Summary: Add a suggestion to split disk for /var/lib/cinder/conversion and how to achieve it
Product: Red Hat OpenStack Reporter: Keigo Noha <knoha>
Component: documentationAssignee: Ian Frangs <ifrangs>
Status: NEW --- QA Contact: RHOS Documentation Team <rhos-docs>
Severity: unspecified Docs Contact:
Priority: unspecified    
Version: 16.1 (Train)CC: brian.rosmaita, eharney, erpeters, ifrangs, jamsmith, jschluet, ltoscano, ndeevy, rhos-docs
Target Milestone: ---   
Target Release: ---   
Hardware: Unspecified   
OS: Unspecified   
Whiteboard:
Fixed In Version: Doc Type: If docs needed, set a value
Doc Text:
Story Points: ---
Clone Of: Environment:
Last Closed: Type: Bug
Regression: --- Mount Type: ---
Documentation: --- CRM:
Verified Versions: Category: ---
oVirt Team: --- RHEL 7.3 requirements from Atomic Host:
Cloudforms Team: --- Target Upstream Version:
Embargoed:

Description Keigo Noha 2021-07-14 05:26:06 UTC
Description of problem:
Current overcloud node has a flatten partition which means the disk just has / partition only.
On controller nodes, /var/lib/cinder/conversion is used for image-> volume or volume->image conversion. If the image or volume is bigger than the available filesystem size, the services running on controller node may be unstable due to fulfilling the filesystem and the conversion operation will fail.
What we observed in support cases is that concurrent volume conversion operations cause high I/O to the root disk and it makes slow for monitor operation to mariadb or rabbitmq then monitor operation fails and unnecessary recovery operations is executed.
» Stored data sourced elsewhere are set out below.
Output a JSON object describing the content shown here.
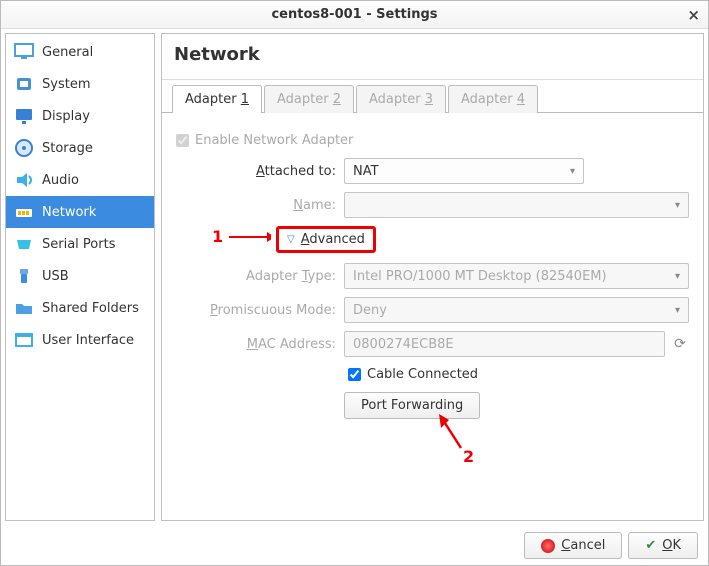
{
  "window": {
    "title": "centos8-001 - Settings"
  },
  "sidebar": {
    "items": [
      {
        "label": "General"
      },
      {
        "label": "System"
      },
      {
        "label": "Display"
      },
      {
        "label": "Storage"
      },
      {
        "label": "Audio"
      },
      {
        "label": "Network"
      },
      {
        "label": "Serial Ports"
      },
      {
        "label": "USB"
      },
      {
        "label": "Shared Folders"
      },
      {
        "label": "User Interface"
      }
    ]
  },
  "main": {
    "title": "Network"
  },
  "tabs": [
    {
      "label": "Adapter ",
      "num": "1"
    },
    {
      "label": "Adapter ",
      "num": "2"
    },
    {
      "label": "Adapter ",
      "num": "3"
    },
    {
      "label": "Adapter ",
      "num": "4"
    }
  ],
  "form": {
    "enable_label": "Enable Network Adapter",
    "attached_label": "Attached to:",
    "attached_value": "NAT",
    "name_label": "Name:",
    "name_value": "",
    "advanced_label": "Advanced",
    "adapter_type_label": "Adapter Type:",
    "adapter_type_value": "Intel PRO/1000 MT Desktop (82540EM)",
    "promiscuous_label": "Promiscuous Mode:",
    "promiscuous_value": "Deny",
    "mac_label": "MAC Address:",
    "mac_value": "0800274ECB8E",
    "cable_label": "Cable Connected",
    "port_forwarding_label": "Port Forwarding"
  },
  "buttons": {
    "cancel": "Cancel",
    "ok": "OK"
  },
  "annotations": {
    "one": "1",
    "two": "2"
  }
}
To avoid the issue, customer should consider one of following options.

1. Add additional local storage to the node and mount it to the directory.
2. Add additional external storage to the node(FC, DAS) and mount it to the directory.
3. Add additional external storage to the node(iSCSI) and mount it to the directory.
4. Use NFS for the directory.
5. Use volume_copy_bps_limit option in cinder.conf to limit the I/O per backend.

Option 1 and 2 can be achieved with the normal RHEL operation.
Option 3 requires a custom service file to login the iscsi storage during system boots because iscsi.service is disabled by default. Controller nodes run iscsid container on it. The custom systemd unit needs to be run after iscsid container before pacemaker.service.
Option 4 needs some implementation in T-H-T side handled at https://bugzilla.redhat.com/show_bug.cgi?id=1886762
Option 5 requires a fix of https://bugzilla.redhat.com/show_bug.cgi?id=1967838

Comment 8 Ian Frangs 2023-03-08 12:16:55 UTC
Hi Luigi,

Please can you take a look at this issue to determine if this should be documented and if so where (which document)?
Also, if a change to the OpenStack documentation is needed, who in the cinder squad could assist in making this documentation change?

Thanks,
Ian.

Comment 9 Luigi Toscano 2023-03-10 10:01:25 UTC
(In reply to Ian Frangs from comment #8)
> Hi Luigi,
> 
> Please can you take a look at this issue to determine if this should be
> documented and if so where (which document)?

Part of this (option 4) was already added to the documentation probably while solving bug 1886762, and it's available as the "Configuring an external NFS share for conversion" section of the "Advanced Overcloud Customization" guide on 16.2: https://access.redhat.com/documentation/en-us/red_hat_openstack_platform/16.2/html-single/advanced_overcloud_customization/index#proc_configuring-external-nfs-share-conversion_storage-configuration

I was going to say that it could be expanded and generalized to include the other use cases, but then that guide disappeared on 17.0 and its content moved around, so that content is availble as "Configuring an external NFS share for conversion" of the "Director Installation and Usage". But now it is part of a chapter called "Configuring NFS storage", which is really focused on NFS. Unless it could be generalized to talk about block storage options in general.

> Also, if a change to the OpenStack documentation is needed, who in the
> cinder squad could assist in making this documentation change?

I'm not sure, I guess we need to discuss it internally.